Knowing the two components of textile manufacturing helps one to understand how textile weaving methods differ. Warp is the fabric vertically connected to the loom. This is attached to the textile machinery in two groups, each composed of several strands. Weft, meanwhile, is the fabric that fills the warp. It is the single thread that is moved back and forth rapidly across the loom.
Among the textile weaving methods, the plain weave is the simplest and easiest to make. The weft fills the fabric by alternately going over and under the warp. The result is a flat, sturdy material with a checkerboard pattern. Fabrics that are made using this method include: chiffon, georgette, shantung, and seersucker.
There are several variations to plain weaving. One of these is the basket weave. Instead of weaving single strands, the threads are woven two at a time. This produces a wider pattern that resembles the surface of traditional baskets. Ribbed weave is another variation that is made by using threads with dissimilar thickness.

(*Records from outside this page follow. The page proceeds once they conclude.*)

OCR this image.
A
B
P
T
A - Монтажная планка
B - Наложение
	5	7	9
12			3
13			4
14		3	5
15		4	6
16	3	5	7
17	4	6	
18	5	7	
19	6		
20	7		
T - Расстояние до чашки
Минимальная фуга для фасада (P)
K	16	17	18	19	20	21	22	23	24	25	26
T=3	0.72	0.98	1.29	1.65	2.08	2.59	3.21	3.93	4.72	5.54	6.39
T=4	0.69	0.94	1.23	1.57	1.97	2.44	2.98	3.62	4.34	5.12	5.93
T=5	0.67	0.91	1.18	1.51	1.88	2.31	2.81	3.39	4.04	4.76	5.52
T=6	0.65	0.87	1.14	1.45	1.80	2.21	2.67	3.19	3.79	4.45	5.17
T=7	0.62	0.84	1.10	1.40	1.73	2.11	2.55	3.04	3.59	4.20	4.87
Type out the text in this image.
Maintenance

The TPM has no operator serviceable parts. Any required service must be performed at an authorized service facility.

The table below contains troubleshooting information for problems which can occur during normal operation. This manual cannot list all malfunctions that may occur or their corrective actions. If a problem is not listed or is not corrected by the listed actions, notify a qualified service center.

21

Twill weave is a textile weaving method that is frequently used to generate diagonal patterns. This method typically uses different colored threads for a better effect. To do the twill weave, the weft passes over two or more warp threads at a time. This creates a staggered pattern when multiple layers are woven. The ubiquitous denim is made with this weaving method.
Satin weave, on the other hand, is a method wherein the weft passes at least four warp threads. This leads to a shiny and smooth fabric. The intrinsic quality of fine threads is revealed with a satin weave. As such, satin and silk, are commonly woven with this method.
The type of loom used in the textile production can influence the textile weaving as well. Intricate designs are usually done using a Jacquard weave. With this method, a machine called a Jacquard loom, imbeds a design on the fabric by individually entwining the warp threads. This process results in a raised pattern. Similarly, a dobby loom creates a continuous patterns called a dobby weave.
Pile weaves are a group of weaving methods that use another set of warp to form a fluffy surface. By using a second warp, a new layer is created that can then be modified to adjust the surface texture. The weaves derived from this method include the cut pile, uncut pile, and double knit. Corduroy and velvet are few of the fabrics made using pile weaves.